1132:
Edited by CJ Tointon
When representing Animal
Rights, I try to steer clear of sounding 'too right' about animal cruelty and
animal food (despite having no doubts about it myself). There’s something else important to establish
- the need for empathy between each other and of doing unto others what you’d
want to have done to yourself. I think this is the key to igniting
people’s empathy for animals. If we can apply the principle to each
other, then why not to animals?
The popular quest for
enlightenment, being somewhat spiritually self-indulgent, diverts many
good-hearted people away from one big, dark blot on their personal landscape -
rampant animal cruelty. But by taking the emphasis away from oneself (my
own interests and self development) I’m left with empathy. This comes
from a greater need to 'share' than to 'keep-for-oneself'. Animal Rights takes that empathetic
characteristic in humans and places it squarely at the feet of the beings who
suffer most. The ones we enslave - domesticated animals!
By comparing and
contrasting the empathy shown to our dog at home with our lack of empathy for
other animals, we can see a big contradiction. The last thing we’d want
to do to our companions at home is hurt them, because we know them as
individuals.
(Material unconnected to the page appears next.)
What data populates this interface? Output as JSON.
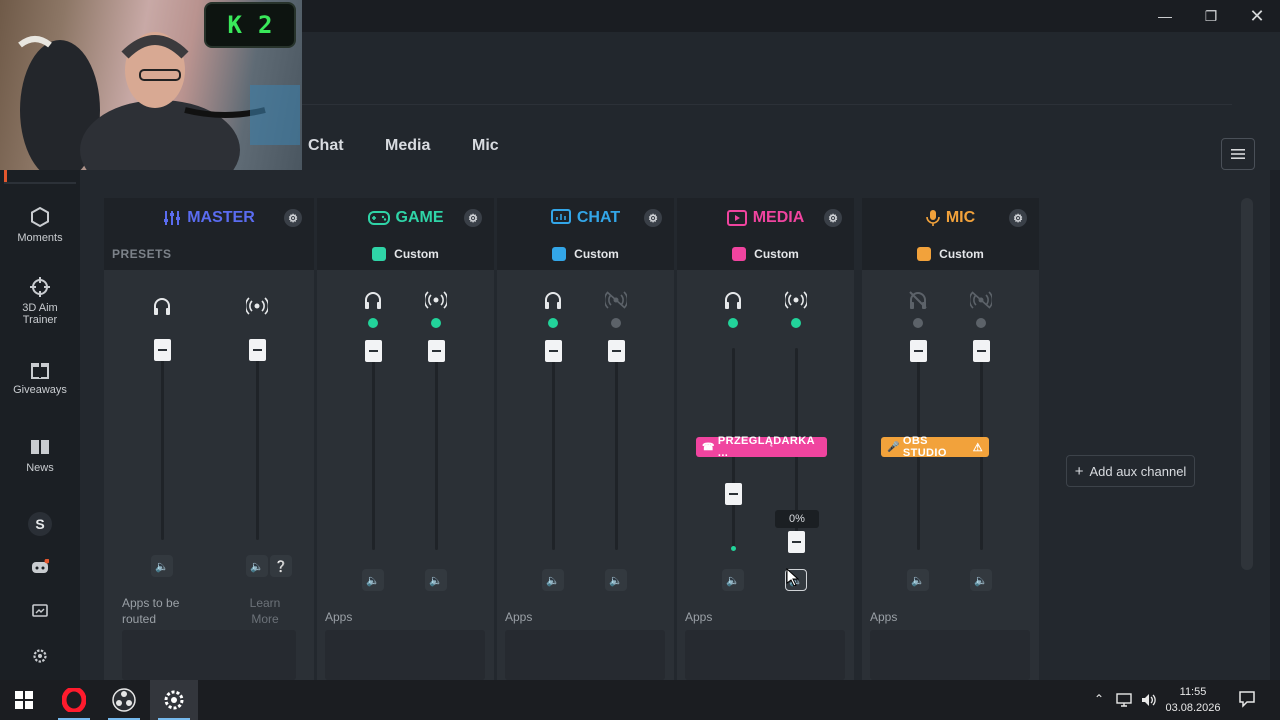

It’s the same with other peoples' dogs. Each dog has his/her own personality. We can feel that and empathise with it. In fact, we're rather proud of ourselves for
being able to do so.
Animal Rights emphasises
the strong bonds we have between ourselves and 'the creatures'. It’s likely none of us could purposely
'de-individualise' any animal in order to put it into a 'special category' so
that cruelty could be inflicted upon it. For most of us it would be
absurd to try. We certainly couldn’t be complicit in ending its life for
personal gain. But that’s exactly what animal farmers force themselves to
do (that is, after all, how they make their living, just as many others do in
the 'Animal Industries') and in turn 'force' their customers to be complicit in
that same hurting and killing.
When I was young, I often
went hiking in the country overnight.
One evening I found a pigeon that had eaten poisoned bait. I looked
after it overnight but it was in such obvious pain that the next day I took a
knife to its throat. I often think of that bird. I always hoped
that, at the moment when I had to end its life,
it understood why I did it. But for an animal to face the knife without
that sort of reason, is quite a terrible thought! Yet billions of
animals face that very act of murder each day, with no kindness and no
anaesthetic to ease their pain and terror. When they are about to be
executed, there’s the smell of death all around them and the machinery of
death, along with the all too familiar 'ubiquitous' human, forcing them forward
to their untimely death. To think of just one animal suffering like this
is unimaginable, let alone billions of them!
Humans, who love animals
have a strong sense of empathy. But for many people, even a felled tree
is empathised with more than a farm animal. Humans are good at
pretending. They pretend they can feel empathy because they love their
dogs and cats (and trees). They feel rightly proud of that. But after having won a few points in their
favour, they will afford themselves 'special circumstances' to be applied to farm
animals. All for the sake of 'essential'
food! By providing a market for animal-killing, they connive in the
terrible treatment (and even more terrible deaths) of these animals!